Should the vote be perceived as fraudulent, further foreign sanctions could come, including from U.S. President Donald Trump who has made opposition to Maduro a prominent feature of his foreign policy.
More economic measures, however, would worsen a recession now in its fifth year amid rising malnutrition, disease, and emigration to Latin American neighbors.
WHO WILL TAKE ON MADURO?
It is unclear whom the Democratic Unity opposition coalition would attempt to field.
Its most popular leaders are almost all sidelined from politics - jailed, in exile, or barred from holding office. Months of protests last year failed to dislodge Maduro but resulted in at least 125 deaths.

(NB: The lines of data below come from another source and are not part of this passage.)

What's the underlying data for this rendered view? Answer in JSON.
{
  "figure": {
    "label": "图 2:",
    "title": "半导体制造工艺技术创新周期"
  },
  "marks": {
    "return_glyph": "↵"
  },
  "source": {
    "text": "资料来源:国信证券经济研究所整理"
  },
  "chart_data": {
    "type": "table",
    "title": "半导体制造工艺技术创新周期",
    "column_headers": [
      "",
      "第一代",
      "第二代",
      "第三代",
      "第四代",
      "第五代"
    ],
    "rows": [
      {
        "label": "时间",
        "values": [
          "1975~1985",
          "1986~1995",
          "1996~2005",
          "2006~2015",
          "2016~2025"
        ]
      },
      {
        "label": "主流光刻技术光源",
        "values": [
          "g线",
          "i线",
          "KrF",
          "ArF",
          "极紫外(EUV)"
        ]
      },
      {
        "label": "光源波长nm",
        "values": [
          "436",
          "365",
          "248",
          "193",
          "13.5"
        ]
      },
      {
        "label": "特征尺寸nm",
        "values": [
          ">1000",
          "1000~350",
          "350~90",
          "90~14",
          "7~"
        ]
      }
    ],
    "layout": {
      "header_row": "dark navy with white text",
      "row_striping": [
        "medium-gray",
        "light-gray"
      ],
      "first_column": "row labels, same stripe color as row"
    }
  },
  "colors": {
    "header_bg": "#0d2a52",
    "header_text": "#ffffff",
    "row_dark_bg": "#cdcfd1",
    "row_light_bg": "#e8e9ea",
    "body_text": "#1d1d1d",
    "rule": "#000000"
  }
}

"The majority of Venezuelans loathe his government and his circle. If our people are allowed to decide, they are out!" one opposition leader, Henrique Capriles, said in reaction to the announcement.
Capriles, a two-time presidential candidate, is prohibited from holding office due to alleged "administrative irregularities". Former mayor Leopoldo Lopez is under house arrest for leading protests against Maduro, while his young portage Freddy Guevara has taken refuge in the Chilean embassy to avoid charges of plotting against Maduro.
Henry Ramos, the former head of the opposition-led congress, is widely mistrusted among Maduro's foes due to perceptions of having cut deals with the ruling party.
The coalition plans to hold primary elections to choose a candidate. They could also succumb to in-fighting about what conditions to accept in the vote.
During the governors' election of last October, opposition candidates for the first time gave convincing evidence that elections authorities had altered results in one state - though Maduro scoffed at that and said the system was the cleanest in the world.
With cynicism toward all politicians running high among Venezuelans, many are clamoring for a nontraditional, outside candidate. The name of Lorenzo Mendoza, billionaire head of private food company Polar, is on many people's lips, but he has given no indication of wanting to stand.